バーチャルとリアルの間を埋めるもの―逆転現象が起きている流通の世界―Ⅰ

ネット販売が当たり前になりつつある現在、リアルな世界にリアルな店舗を持ち、何かしらの物品を取り扱ってきた企業が、インターネットによる流通の世界に踏み出すのはごく自然な流れといえます。

特に、過疎化高齢化が進む地方の場合、マーケット自体が縮小してきていますので、ネットの世界に活路を見いだそうとするのは当然といえば当然の動きなのです。

 

ところが、ネットビジネスがこれほど発達してきた状況において、逆の現象も出てきました。

直接販売については、ネット販売のみを続けていたメーカーなどが、もともとそんなに考えてもいなかった店舗を構えてみようか、という動きです。

メーカーは通常、問屋などの2次流通にまとまった数量を販売しますので、これまでは自ら小売業に乗り出そうなどとは考えませんでした。

ところが、ネット販売というこれまでにない流通形態に乗り出したことをきっかけに、リアル店舗販売という世界にまで乗り出そうという機運が出てきたということです。

それは

リアルな店舗→ネット販売開始、という流れから

ネット販売→リアルな店舗建設、という流れです。

 

もともと店舗など必要としていなかった製造業が何故リアルな店舗を持とうとするのでしょうか。

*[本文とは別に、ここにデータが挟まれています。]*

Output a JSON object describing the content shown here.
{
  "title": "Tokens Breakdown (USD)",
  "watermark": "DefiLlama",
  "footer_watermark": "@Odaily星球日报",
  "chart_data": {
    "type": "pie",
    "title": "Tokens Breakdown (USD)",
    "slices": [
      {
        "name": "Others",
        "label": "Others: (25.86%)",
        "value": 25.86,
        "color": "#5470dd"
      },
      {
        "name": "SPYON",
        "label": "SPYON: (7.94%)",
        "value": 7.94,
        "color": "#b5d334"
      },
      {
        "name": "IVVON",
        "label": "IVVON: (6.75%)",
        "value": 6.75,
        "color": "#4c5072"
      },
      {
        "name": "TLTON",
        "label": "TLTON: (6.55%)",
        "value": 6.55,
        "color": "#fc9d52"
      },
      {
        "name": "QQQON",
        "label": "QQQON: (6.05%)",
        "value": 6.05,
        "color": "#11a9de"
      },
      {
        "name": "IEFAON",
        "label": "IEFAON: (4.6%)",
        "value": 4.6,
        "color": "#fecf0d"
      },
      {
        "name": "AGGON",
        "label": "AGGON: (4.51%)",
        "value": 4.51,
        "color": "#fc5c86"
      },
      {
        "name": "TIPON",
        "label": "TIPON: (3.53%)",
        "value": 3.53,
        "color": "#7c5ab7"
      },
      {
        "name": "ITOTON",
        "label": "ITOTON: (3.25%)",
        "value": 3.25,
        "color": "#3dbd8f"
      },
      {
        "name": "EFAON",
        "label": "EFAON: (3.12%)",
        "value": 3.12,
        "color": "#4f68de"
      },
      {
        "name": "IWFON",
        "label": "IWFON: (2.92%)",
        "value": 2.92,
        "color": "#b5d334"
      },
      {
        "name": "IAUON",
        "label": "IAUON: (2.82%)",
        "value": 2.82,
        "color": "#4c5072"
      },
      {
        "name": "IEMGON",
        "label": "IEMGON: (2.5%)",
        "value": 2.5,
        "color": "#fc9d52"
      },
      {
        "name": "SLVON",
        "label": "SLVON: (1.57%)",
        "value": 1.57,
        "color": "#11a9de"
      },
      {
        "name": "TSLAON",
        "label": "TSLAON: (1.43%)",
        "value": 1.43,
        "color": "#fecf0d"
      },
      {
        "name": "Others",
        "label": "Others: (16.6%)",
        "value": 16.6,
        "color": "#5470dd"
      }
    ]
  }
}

・・・それは、ネット販売(=バーチャル世界)の背景にある実態としてのビジネスを補完し、担保するものだからです。

 

ネット販売上のシステムはきちんと構築されており、ビジュアル的にも内容についても様々な情報がネット上にちゃんとアップされていて問題ないものの、何か物足りない、ということがあるのではないでしょうか。

顧客側から見たときに、何か突き詰めたところのリアリティーに欠ける、完璧にはイメージしきれない、といった部分があるのではないでしょうか。